For her capstone project, Shumard used the research tools she learned at USciences to analyze this topic, realizing that in general people aren’t exercising and meeting national guidelines. Shumard and her faculty mentors decided to look at first-year students because this is a time when they’re learning life-long behaviors.
“First year students are at a transitional point in their lives where they have new feelings of independence and fewer restrictions,” said Shumard. “It is important to make them feel like they have the power and tools needed to adapt exercise into their lives, because they are at a vulnerable point in their lives.”
In addition to shedding light on the very diverse population among USciences students, it was found that students who exercised in high school are much more likely to do so in college. Put into practice, incoming freshmen could be asked whether they exercise, then non-exercisers could be targeted for more intense education about health behaviors.
One surprising finding is that students didn’t recognize exercise’s benefit in managing stress. Students were also unaware of the relationship between exercise and academic success.
“I think [the survey] highlighted some areas that we can really look into to further target students and be more individualized with our education,” explained Packel.
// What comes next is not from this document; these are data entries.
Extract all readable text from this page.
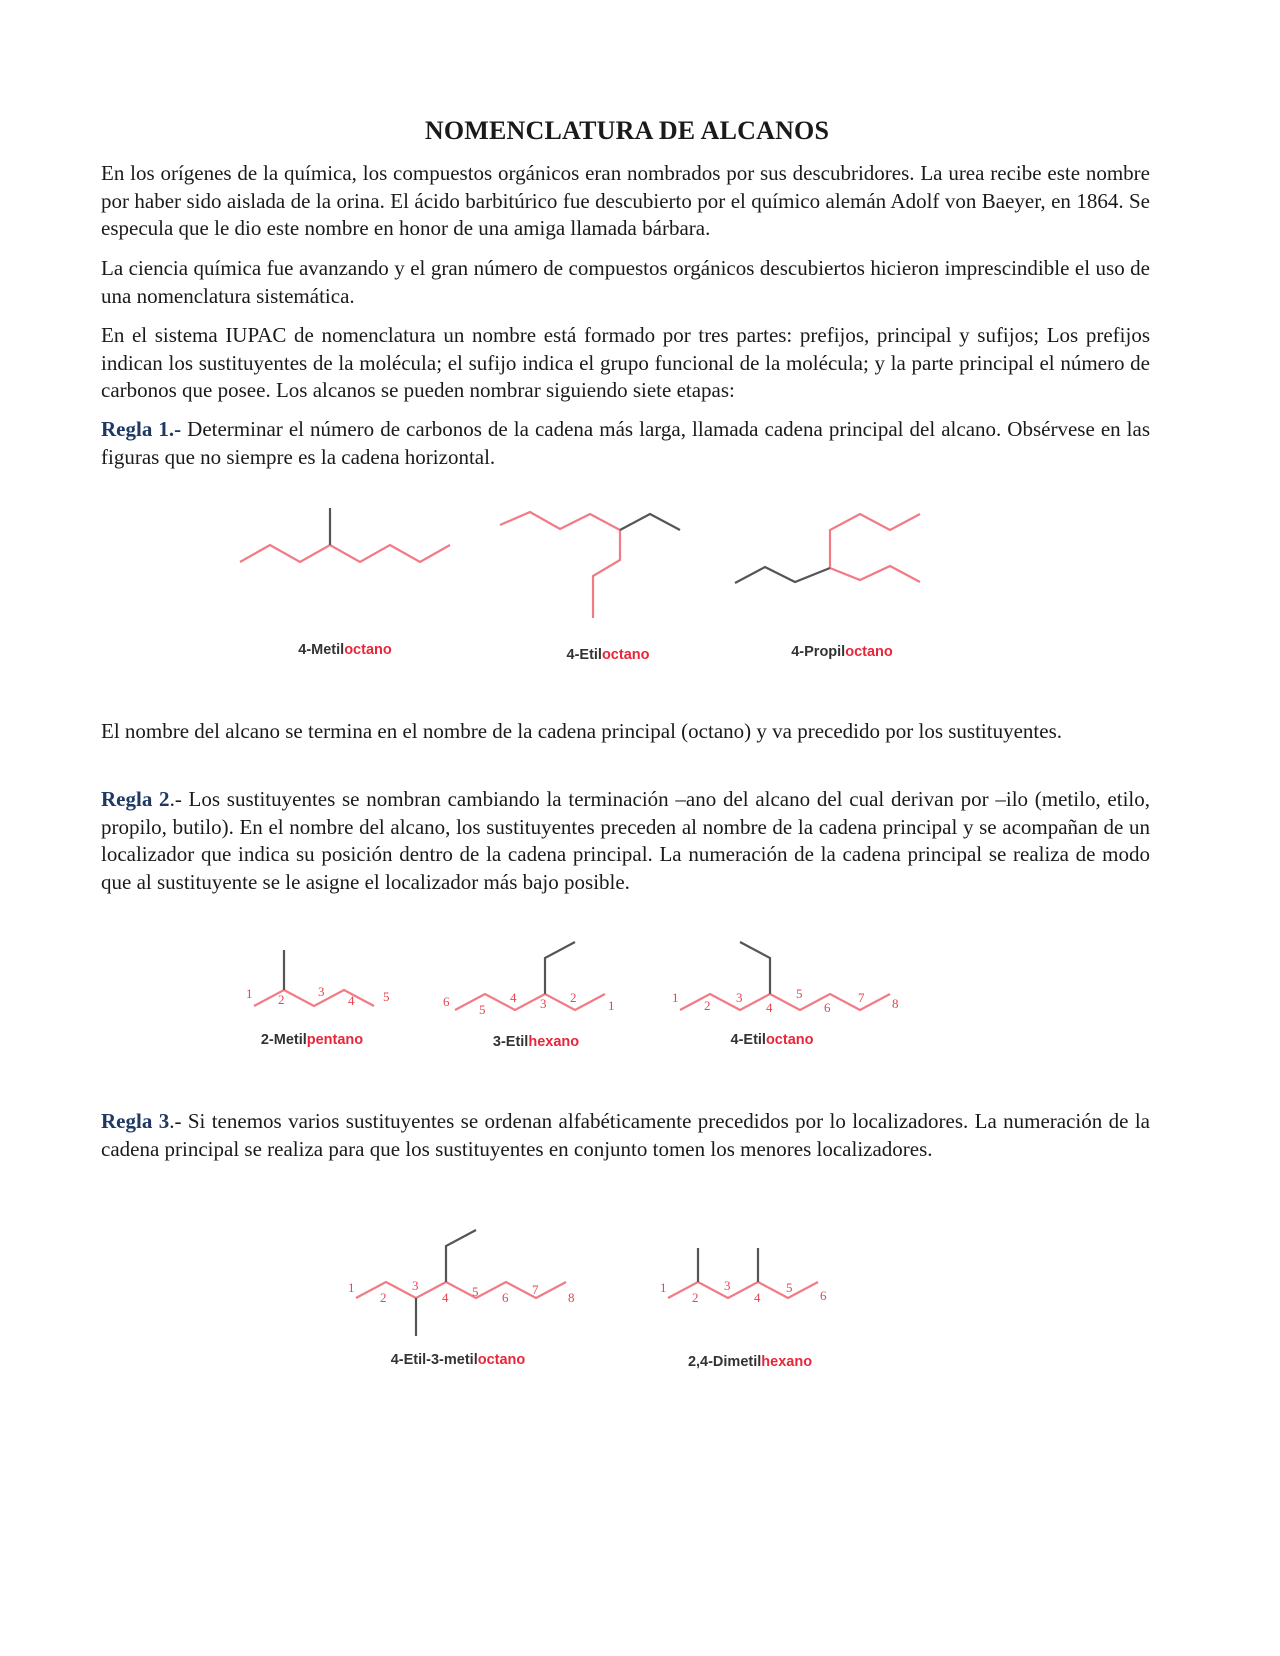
NOMENCLATURA DE ALCANOS

En los orígenes de la química, los compuestos orgánicos eran nombrados por sus descubridores. La urea recibe este nombre por haber sido aislada de la orina. El ácido barbitúrico fue descubierto por el químico alemán Adolf von Baeyer, en 1864. Se especula que le dio este nombre en honor de una amiga llamada bárbara.

La ciencia química fue avanzando y el gran número de compuestos orgánicos descubiertos hicieron imprescindible el uso de una nomenclatura sistemática.

En el sistema IUPAC de nomenclatura un nombre está formado por tres partes: prefijos, principal y sufijos; Los prefijos indican los sustituyentes de la molécula; el sufijo indica el grupo funcional de la molécula; y la parte principal el número de carbonos que posee. Los alcanos se pueden nombrar siguiendo siete etapas:

Regla 1.- Determinar el número de carbonos de la cadena más larga, llamada cadena principal del alcano. Obsérvese en las figuras que no siempre es la cadena horizontal.

4-Metiloctano	4-Etiloctano	4-Propiloctano

El nombre del alcano se termina en el nombre de la cadena principal (octano) y va precedido por los sustituyentes.

Regla 2.- Los sustituyentes se nombran cambiando la terminación –ano del alcano del cual derivan por –ilo (metilo, etilo, propilo, butilo). En el nombre del alcano, los sustituyentes preceden al nombre de la cadena principal y se acompañan de un localizador que indica su posición dentro de la cadena principal. La numeración de la cadena principal se realiza de modo que al sustituyente se le asigne el localizador más bajo posible.

1 2
3
4 5
2-Metilpentano
6
5
4 3 2
1
3-Etilhexano
1
2
3
4
5
6
7 8
4-Etiloctano

Regla 3.- Si tenemos varios sustituyentes se ordenan alfabéticamente precedidos por lo localizadores. La numeración de la cadena principal se realiza para que los sustituyentes en conjunto tomen los menores localizadores.

1
2
3
4 5 6
7
8
4-Etil-3-metiloctano
1
2
3
4
5
6
2,4-Dimetilhexano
Most freshmen-age students exercise to look better, manage their weight, and feel good. Packel said that such students don’t feel vulnerable to the chronic illnesses that might be the exercise focus for older adults, so engaging them in exercise right now should focus on feeling good, weight management, and stress reduction. Packel hopes that—especially through initiatives by the Samson College of Health Sciences—USciences can become an innovative leader in educating its students about health.